🌿3🌿

77 13 0
                                    

Bu arada, Stane başının üzerinde bir daire çizdi ve atların çektiği birkaç vagon, yanlarında daha fazla askerle yaklaştı.

Şef Pym'e "Doldur onları" diye emretti.

Eğer böyle bitseydi, zenginliklerini kaybetmek Machairiler için kesinlikle ağır bir darbe olurdu. Ama bu sadece başlangıçtı.

Stane, köyün aylardır takas edemediği tüm kürkleri vagonlara doldururken nezaret etti. Ayı, kurt, sansar ve tavşan postları ve birçok geyiğinden elde edilen deri. Yükler bir servet değerindeydi ve bu onları yıllarca beslerdi. Ama bittiğinde Stane, Şef Pym'e baktı. 

"Daha fazla."

"Verebileceğimiz tek şey bu."  

Şef Pym'in öfkesi vardı ve belli ki giderek daha fazla huzursuz oluyordu, şakağında bir damar zonkluyordu ve neredeyse dişlerini gösteriyordu.

Stane'in alay etmesine neden oldu "Umurumda değil. Sahip olduğun her şeyi arabalara koy."

"Açlıktan öleceğiz!" diye karşı çıktı Şef Pym.

Seyircilerden mırıltılar yükseldi, endişe ve öfke arttı. 

"Bunu iş bu noktaya gelmeden önce düşünmeliydim." 
Stane'in kendisi de aldırış etmedi.

Arabalara daha fazla kürk eklediler. Steven, annesinin her kış kullandıkları birkaç tanesini arsaya koyduğunu bile gördü. Ancak köylülerin kendi aralarında fısıldaştığını ve ardından kalabalıktan uzaklaştığını da fark etti. Gerginlik artmaya devam etti ve ne kadar kayıtsız görünseler de Stark askerleri de bunu fark etti.

Joseph sonunda onların dilinde bağırdı."Zaten yeterli!"

Mırıltılar yükselirken Şef Pym ona kızgın bir bakış fırlattı. "Sessizlik."

"Daha fazla,"
diye ısrar etti Stane. Machairim'i anladı mı yoksa sadece bir çıkarım mı yaptı? Eğlenmiş görünüyordu.

"Artık yok," dedi Pym. 

"Atları alın," dedi Stane adamlarına.

Ve işte o zaman kıyamet kopmuştu.

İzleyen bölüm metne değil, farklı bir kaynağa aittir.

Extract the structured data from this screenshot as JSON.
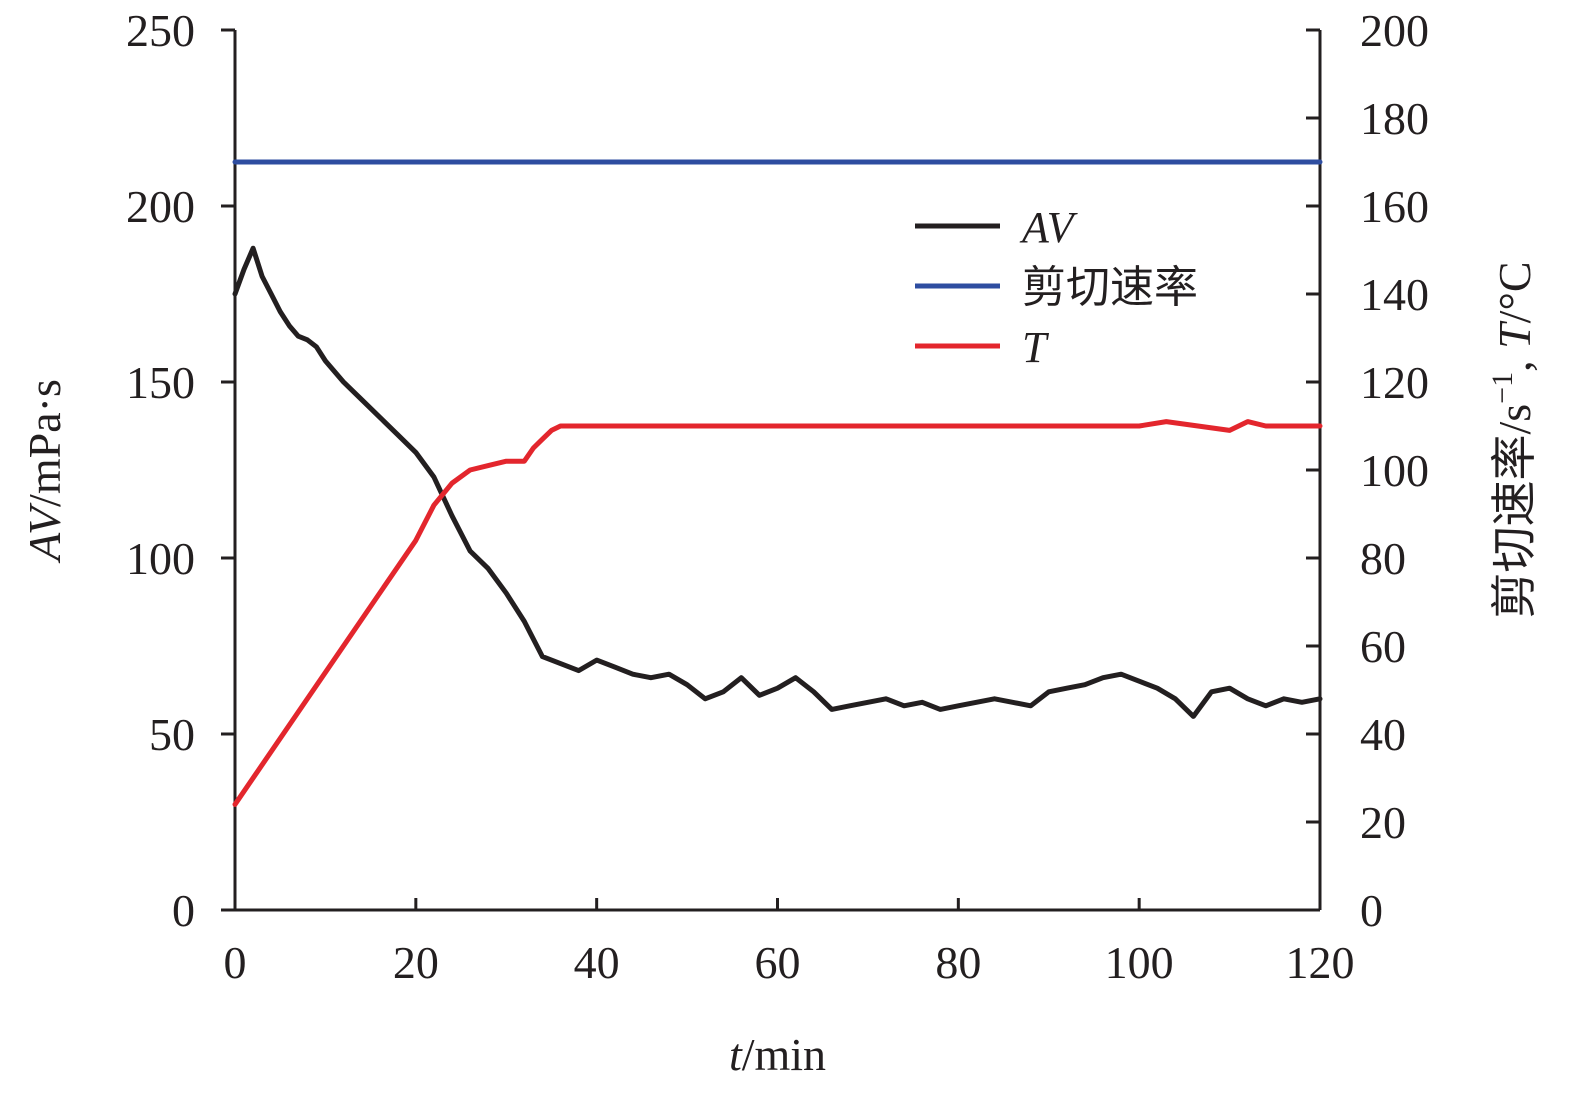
{
  "chart_data": {
    "type": "line",
    "xlabel": {
      "var": "t",
      "unit": "/min"
    },
    "ylabel_left": {
      "var": "AV",
      "unit": "/mPa·s"
    },
    "ylabel_right": {
      "prefix": "剪切速率/s",
      "sup": "−1",
      "sep": ", ",
      "var": "T",
      "unit": "/°C"
    },
    "xlim": [
      0,
      120
    ],
    "ylim_left": [
      0,
      250
    ],
    "ylim_right": [
      0,
      200
    ],
    "x_ticks": [
      "0",
      "20",
      "40",
      "60",
      "80",
      "100",
      "120"
    ],
    "y_left_ticks": [
      "0",
      "50",
      "100",
      "150",
      "200",
      "250"
    ],
    "y_right_ticks": [
      "0",
      "20",
      "40",
      "60",
      "80",
      "100",
      "120",
      "140",
      "160",
      "180",
      "200"
    ],
    "grid": false,
    "legend_position": "upper-right",
    "series": [
      {
        "name": "AV",
        "axis": "left",
        "color": "#231f20",
        "x": [
          0,
          1,
          2,
          3,
          4,
          5,
          6,
          7,
          8,
          9,
          10,
          12,
          14,
          16,
          18,
          20,
          22,
          24,
          26,
          28,
          30,
          32,
          34,
          36,
          38,
          40,
          42,
          44,
          46,
          48,
          50,
          52,
          54,
          56,
          58,
          60,
          62,
          64,
          66,
          68,
          70,
          72,
          74,
          76,
          78,
          80,
          82,
          84,
          86,
          88,
          90,
          92,
          94,
          96,
          98,
          100,
          102,
          104,
          106,
          108,
          110,
          112,
          114,
          116,
          118,
          120
        ],
        "values": [
          175,
          182,
          188,
          180,
          175,
          170,
          166,
          163,
          162,
          160,
          156,
          150,
          145,
          140,
          135,
          130,
          123,
          112,
          102,
          97,
          90,
          82,
          72,
          70,
          68,
          71,
          69,
          67,
          66,
          67,
          64,
          60,
          62,
          66,
          61,
          63,
          66,
          62,
          57,
          58,
          59,
          60,
          58,
          59,
          57,
          58,
          59,
          60,
          59,
          58,
          62,
          63,
          64,
          66,
          67,
          65,
          63,
          60,
          55,
          62,
          63,
          60,
          58,
          60,
          59,
          60
        ]
      },
      {
        "name": "剪切速率",
        "axis": "right",
        "color": "#2e4da0",
        "x": [
          0,
          30,
          120
        ],
        "values": [
          170,
          170,
          170
        ]
      },
      {
        "name": "T",
        "axis": "right",
        "color": "#e3262d",
        "x": [
          0,
          20,
          22,
          24,
          26,
          28,
          30,
          32,
          33,
          34,
          35,
          36,
          40,
          60,
          80,
          100,
          103,
          110,
          112,
          114,
          120
        ],
        "values": [
          24,
          84,
          92,
          97,
          100,
          101,
          102,
          102,
          105,
          107,
          109,
          110,
          110,
          110,
          110,
          110,
          111,
          109,
          111,
          110,
          110
        ]
      }
    ]
  }
}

Oklar uçtu, birkaç askere çarptı (ve Stane'i çok az ıskaladı). Ne yazık ki, zırhlar onları korudu, ancak birkaçı atlarından düştü. Yanıt hızlı ve acımasızdı: askerler, okçulara ve silahlarını almış köylülere saldırmaya devam ederek onları kılıçlarıyla yere serdiler. Kargaşa hakim olurken korku çığlıkları yükseldi ve Steven, Bucky'nin yanında sığınak arayarak sürünerek uzaklaştı. Bazı askerler geri çekilen savaş arabalarını emniyete aldı, ancak bir grup, yalnızca kaçmaya çalışanlar bile köylüleri ezmeye başladı.

Stane, kendisine sıradan bir baltadan başka bir şeyle meydan okumaya cüret eden Joseph'i bizzat Steven'ın önünde parçaladı.

"Hadi!" Bucky, o noktada taşlaşmış olan Steven'ın bileğini çekerek ısrar etti. Boğazı sıkıştı ve dünya anlamını yitirirken nabzı hızlandı. Yere düşerken babasının gözünden canın çıktığını, ağzından kanlar aktığını gördü.

Tehdit olarak kabul edilemeyecek kadar küçük olan Steven ve Bucky daha sonra olay yerinden kaçtılar ve atları tutan ağıla doğru koştular. Hayvanlar, kaçmak için bir yol arayarak gözlerini bir o yana bir bu yana çevirerek kişniyor ve tekmeliyorlardı. Bucky çiti açtı ve hayvanları kovarken yardım etti.

"Ne yapıyorsun?" Steven haykırdı.

"Onları her zaman daha sonra yakalayabiliriz, ama Stark'ın ordusu tarafından alınırlarsa yakalayamayız."

Sağlam bir plan, bu yüzden Steven ona yardım etti ve Stark'ın adamları neler olduğunu anlayıp araştırmaya geldiğinde ikisi de kendi atlarına atlayarak kaçtılar.